I doubt if I would have felt as confident with my still life work without the Bronica's Polaroid back, or the prism I bought to make it function like a true SLR. The bellows style lens hood might have looked like overkill, but it had the great advantage of a slot for stacking filters, and I slowly built up a collection to help correct for colour shifts in cross-processing. Most of all, fully accessorized with bellows and prism, it looked like a serious piece of gear, which went a long way with with impressing dubious clients.

Jane Bunnett, Parkdale, 1996
Melissa Burns, Parkdale, 1996

It lived most of its life on a tripod, locked off and plugged into my Profoto strobe kit and a shutter release cable. I would never have considered the cost of the optional motor drive, as the quick wind grip was all I needed to advance film quickly when a shoot picked up speed. It was the machine at the heart of my studio system.
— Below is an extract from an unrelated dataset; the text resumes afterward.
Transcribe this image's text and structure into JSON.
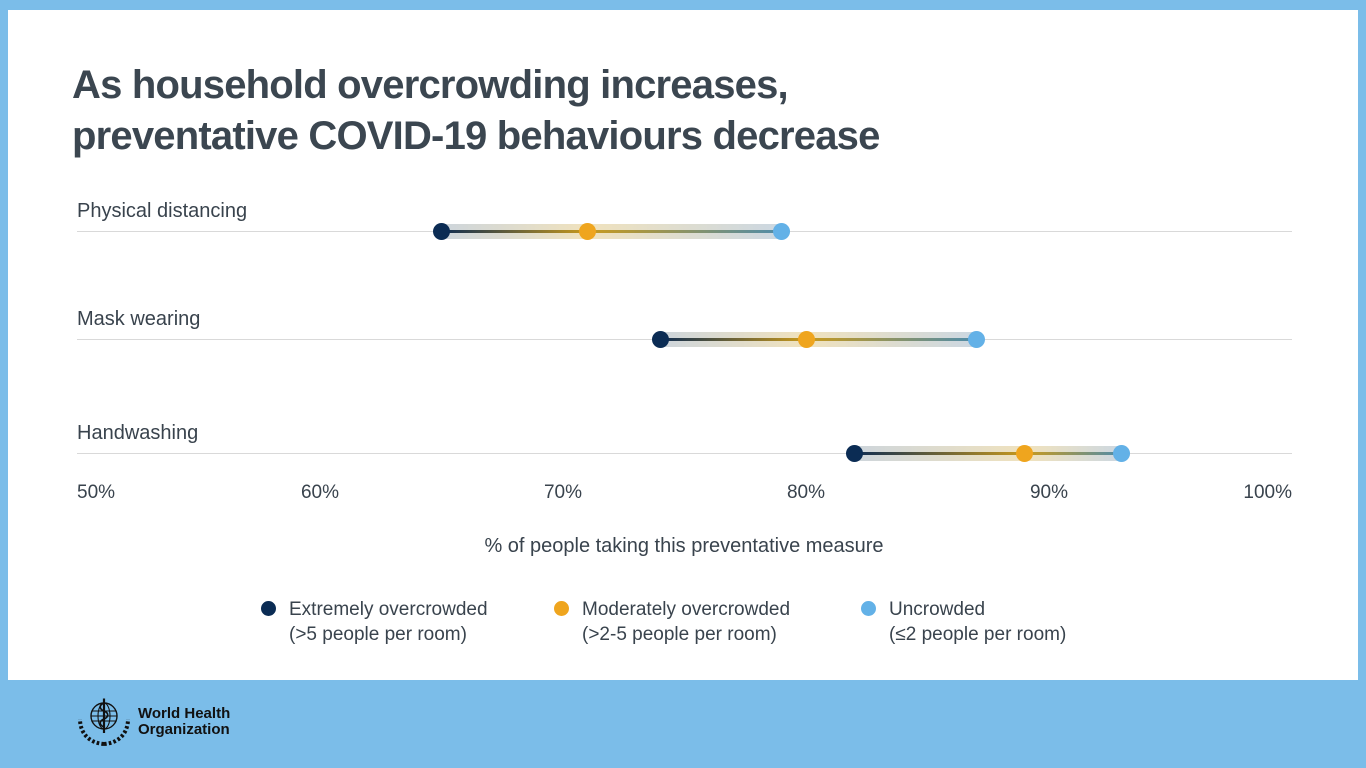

While I occasionally rented lenses - mostly the 50mm/3.5 in Vistek's rental inventory - I rarely needed more than the 80m/2.8 that came with the package I originally bought. It was no Zeiss Planar, but it was still an underrated chunk of glass, and I never had any complaint with the results, either when shooting album covers for clients like my friend Jane Bunnett (the shot above is an outtake from the session we did for her Cuban Piano Masters CD) or when I finally perfected my high key lighting with my pal Melissa as my model.


I probably haven't run a roll of film through my Bronica since the turn of the millennium. The case it's lived in since then is a time capsule now, complete with unexposed film, batteries and a box of Polaroid pack film. It was the epitome of a really useful piece of gear, but I doubt if I'll ever use it again, since there's almost nothing it does that my new Fuji XT-2 can't do as well. I'm a sentimental idiot, though, who has a hard time parting with gear that's served me well, so it will probably sit in its case, fondly remembered but unused, for the forseeable future.